Their
own ambassador tried to dissuade them, and in 1701 Count Schmettau,
ambassador of Prussia in Paris, wrote to his king:
"_We cannot take Alsace, because it is well known that her inhabitants
are more French than the Parisians_...."
Could anything answer better the affirmation that "Alsatians are of
German tendency?"
Lorraine became French in 1552, more than three centuries before the
war of 1870. Lorraine became French not after a war and as the result
of a conquest, but according to a treaty signed by all the Protestant
Princes of Germany, in which we find the following sentence, which is
really worthy of meditation: "_We find just that the King of France,
as promptly as possible, takes possession of the towns of Toul, Metz,
and Verdun, where the German language has never been used._" So that
the Germans themselves put on the same line the towns of Metz, Toul,
and Verdun, and recognized that the town of Metz was not German.
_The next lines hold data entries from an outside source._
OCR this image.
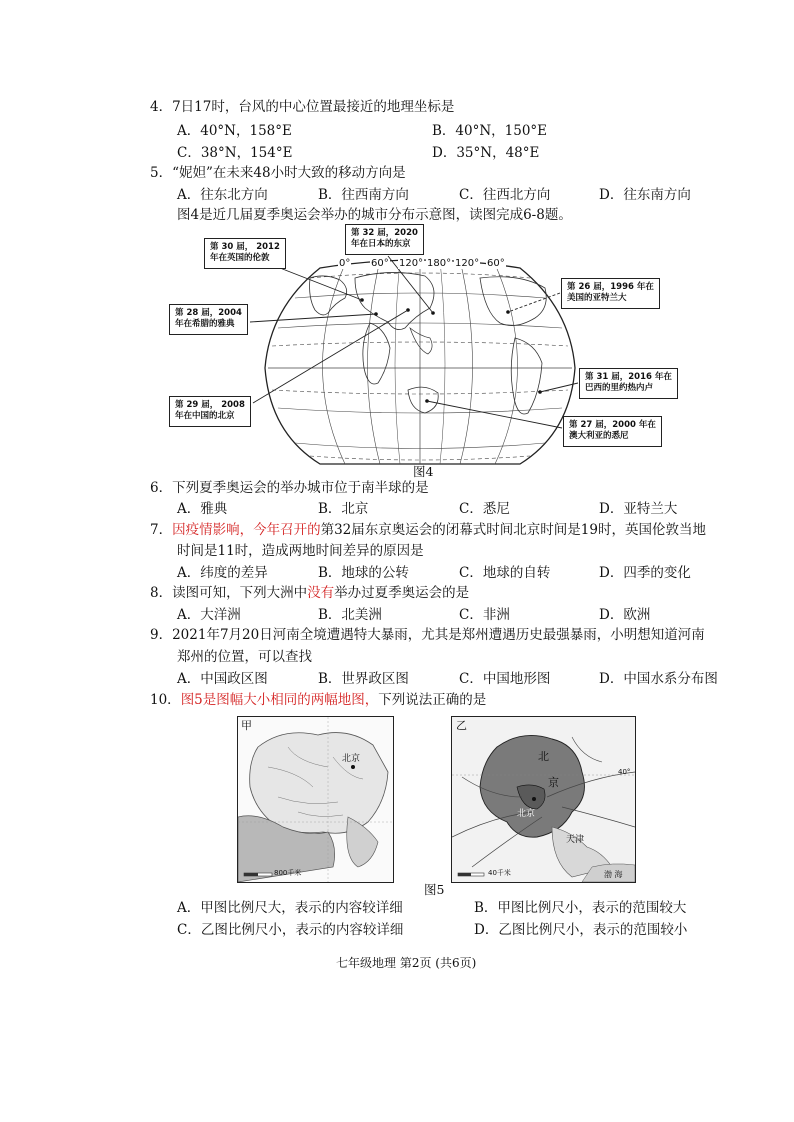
4．7日17时，台风的中心位置最接近的地理坐标是
A．40°N，158°E	B．40°N，150°E
C．38°N，154°E	D．35°N，48°E
5．“妮妲”在未来48小时大致的移动方向是
A．往东北方向	B．往西南方向	C．往西北方向	D．往东南方向
图4是近几届夏季奥运会举办的城市分布示意图，读图完成6-8题。
0° 60° 120° 180° 120° 60°
第 30 届， 2012
年在英国的伦敦
第 32 届，2020
年在日本的东京
第 26 届，1996 年在
美国的亚特兰大
第 28 届，2004
年在希腊的雅典
第 31 届，2016 年在
巴西的里约热内卢
第 29 届， 2008
年在中国的北京
第 27 届，2000 年在
澳大利亚的悉尼
图4
6．下列夏季奥运会的举办城市位于南半球的是
A．雅典	B．北京	C．悉尼	D．亚特兰大
7．因疫情影响，今年召开的第32届东京奥运会的闭幕式时间北京时间是19时，英国伦敦当地
时间是11时，造成两地时间差异的原因是
A．纬度的差异	B．地球的公转	C．地球的自转	D．四季的变化
8．读图可知，下列大洲中没有举办过夏季奥运会的是
A．大洋洲	B．北美洲	C．非洲	D．欧洲
9．2021年7月20日河南全境遭遇特大暴雨，尤其是郑州遭遇历史最强暴雨，小明想知道河南
郑州的位置，可以查找
A．中国政区图	B．世界政区图	C．中国地形图	D．中国水系分布图
10．图5是图幅大小相同的两幅地图，下列说法正确的是
甲
北京
800千米
乙
北
京
北京
天津
渤 海
40千米
40°
图5
A．甲图比例尺大，表示的内容较详细	B．甲图比例尺小，表示的范围较大
C．乙图比例尺小，表示的内容较详细	D．乙图比例尺小，表示的范围较小
七年级地理 第2页 (共6页)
All this is extremely simple and clear. What happened several
centuries later is equally clear.
When, in 1871, on February 16th, the deputies of Alsace-Lorraine
learned that their provinces would be given up to Germany, they
assembled, and in an historical document which was signed by all of
them--there were thirty-six--they protested in the following terms:
Alsace and Lorraine cannot be alienated.